Now, it might seem tempting to share your sadness so that you can get some positive words back, about how people feel your pain, blah blah blah—but even if that does happen (rare), it means almost nothing. What good is there really about other people saying something nice to you about a situation they know nothing about? If people say cruel things about something they know nothing about, we would rightly dismiss that—the same is true for people saying nice things about a situation they know nothing about.
Sharing might seem like a good way to get some advice—after all, if you share your sadness, other people with similar experiences might offer their advice. But has advice ever helped anyone? Hearing some words from someone else and applying them to your life—believing that this could ever help feels like magical thinking to me. Advice, even when it has good intentions, only ever does one thing—it makes you more like the person who is giving you the advice. Advice is just someone else telling you how to be more like them—that if something worked for them, maybe it will work for you. Of course, that’s impossible—every single person is infinitely different than any other person. Even when someone seems similar to you, there are still massive differences. What worked for them will not work for you—it will work in terms of making you more like them. That’s it. So even when advice works, it only works in bringing you farther away from yourself. Even in the best case scenario of sharing—someone decides to give you good supportive advice—all it does is take you away from yourself.

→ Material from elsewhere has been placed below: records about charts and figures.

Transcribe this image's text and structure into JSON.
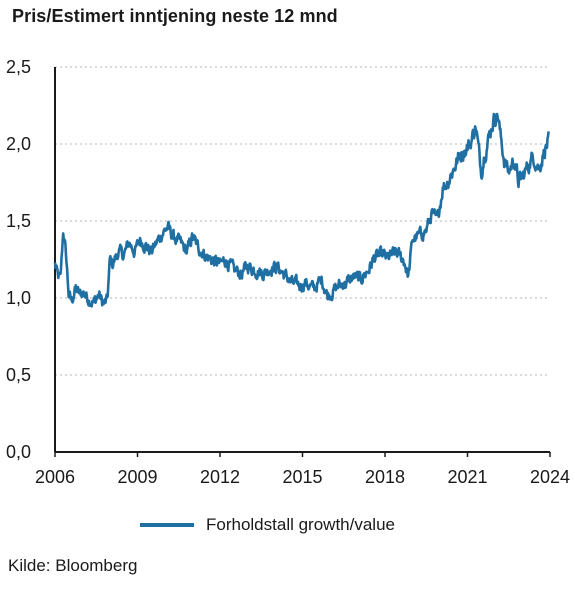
{
  "title": "Pris/Estimert inntjening neste 12 mnd",
  "source": "Kilde: Bloomberg",
  "colors": {
    "series": "#1f6fa3",
    "axis": "#1a1a1a",
    "grid": "#b5b5b5"
  },
  "chart_data": {
    "type": "line",
    "title": "Pris/Estimert inntjening neste 12 mnd",
    "xlabel": "",
    "ylabel": "",
    "xlim": [
      2006,
      2024
    ],
    "ylim": [
      0,
      2.5
    ],
    "x_ticks": [
      2006,
      2009,
      2012,
      2015,
      2018,
      2021,
      2024
    ],
    "x_tick_labels": [
      "2006",
      "2009",
      "2012",
      "2015",
      "2018",
      "2021",
      "2024"
    ],
    "y_ticks": [
      0,
      0.5,
      1.0,
      1.5,
      2.0,
      2.5
    ],
    "y_tick_labels": [
      "0,0",
      "0,5",
      "1,0",
      "1,5",
      "2,0",
      "2,5"
    ],
    "grid": "horizontal dashed",
    "legend_position": "bottom",
    "series": [
      {
        "name": "Forholdstall growth/value",
        "x": [
          2006.0,
          2006.1,
          2006.2,
          2006.3,
          2006.4,
          2006.5,
          2006.6,
          2006.75,
          2006.9,
          2007.0,
          2007.2,
          2007.4,
          2007.6,
          2007.75,
          2007.9,
          2008.0,
          2008.1,
          2008.3,
          2008.5,
          2008.7,
          2008.9,
          2009.1,
          2009.3,
          2009.5,
          2009.7,
          2009.9,
          2010.1,
          2010.25,
          2010.4,
          2010.6,
          2010.8,
          2011.0,
          2011.2,
          2011.4,
          2011.6,
          2011.8,
          2012.0,
          2012.2,
          2012.5,
          2012.8,
          2013.0,
          2013.3,
          2013.6,
          2013.9,
          2014.1,
          2014.3,
          2014.6,
          2014.9,
          2015.1,
          2015.4,
          2015.7,
          2015.9,
          2016.1,
          2016.3,
          2016.6,
          2016.9,
          2017.1,
          2017.4,
          2017.6,
          2017.9,
          2018.1,
          2018.4,
          2018.7,
          2018.85,
          2019.0,
          2019.2,
          2019.5,
          2019.7,
          2019.9,
          2020.1,
          2020.3,
          2020.5,
          2020.7,
          2020.9,
          2021.1,
          2021.3,
          2021.5,
          2021.6,
          2021.8,
          2021.95,
          2022.1,
          2022.2,
          2022.35,
          2022.5,
          2022.7,
          2022.85,
          2023.0,
          2023.2,
          2023.4,
          2023.6,
          2023.8,
          2023.95
        ],
        "y": [
          1.22,
          1.14,
          1.12,
          1.44,
          1.28,
          1.02,
          0.98,
          1.06,
          1.02,
          1.04,
          1.0,
          0.97,
          1.02,
          0.96,
          0.98,
          1.25,
          1.22,
          1.3,
          1.28,
          1.36,
          1.3,
          1.38,
          1.34,
          1.3,
          1.36,
          1.42,
          1.46,
          1.41,
          1.38,
          1.35,
          1.3,
          1.4,
          1.33,
          1.29,
          1.26,
          1.24,
          1.22,
          1.25,
          1.18,
          1.16,
          1.21,
          1.18,
          1.16,
          1.2,
          1.2,
          1.16,
          1.1,
          1.08,
          1.1,
          1.06,
          1.12,
          1.02,
          1.04,
          1.08,
          1.1,
          1.14,
          1.12,
          1.18,
          1.26,
          1.28,
          1.26,
          1.3,
          1.24,
          1.14,
          1.38,
          1.4,
          1.44,
          1.55,
          1.5,
          1.72,
          1.76,
          1.84,
          1.92,
          1.96,
          2.0,
          2.12,
          1.82,
          1.92,
          2.06,
          2.16,
          2.2,
          2.05,
          1.88,
          1.82,
          1.9,
          1.76,
          1.78,
          1.86,
          1.92,
          1.84,
          1.96,
          2.02
        ]
      }
    ]
  }
}
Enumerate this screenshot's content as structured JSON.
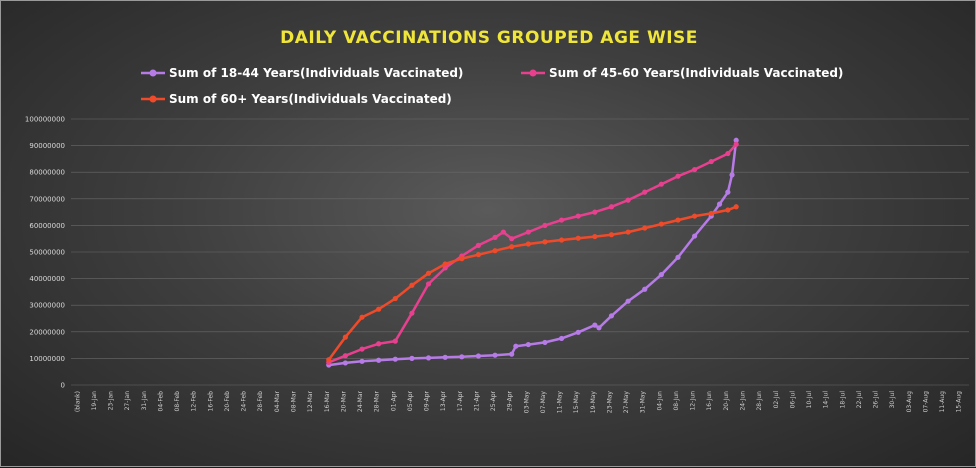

Back to our initial question—can anything really be sad anymore?
With the world as it is, with everything constantly being put out into digital space forever for the whole world to see, nothing feels truly sad anymore. I think part of what made 9/11 the tragedy that it was was that it happened before the internet was really in its true form. In 2001, the internet wasn’t all that important yet. 9/11 coverage was on TV all the time, of course, but you could turn the TV off, go to your room and just think about it. Or go for a walk and get away from it. That actually made it more sad I think. I remember when I got out of school on 9/11 I went to my room by myself and just thought about it and felt the sadness. If every inch of it was shared on the Internet, I don’t think it would have felt as sad—it would have just been a spectacle and quickly become absurd.
If anything like 9/11 happened today, I don’t think we have the capacity to register it as a tragedy anymore. It would immediately just become images, memes, that are passed around millions of times and our eyes would be desensitized to it. We don’t have the time, space, or personal connection to anything for it to penetrate a level of real sadness now.
So if you have anything sad, you should keep it to yourself as much as possible. If you can manage to actually feel sadness about something today, that is one of the few signs of hope that still exist, and one of the signs of personal strength.
As a talking gorilla in a suit once told me “cope… is good”. “Always remember ZOG opposes cope.” And “the most boomer cope thing I have heard in a long time was an old homeless man asking me to stop because I was stabbing him repeatedly in the chest with an 8 inch chef’s knife”.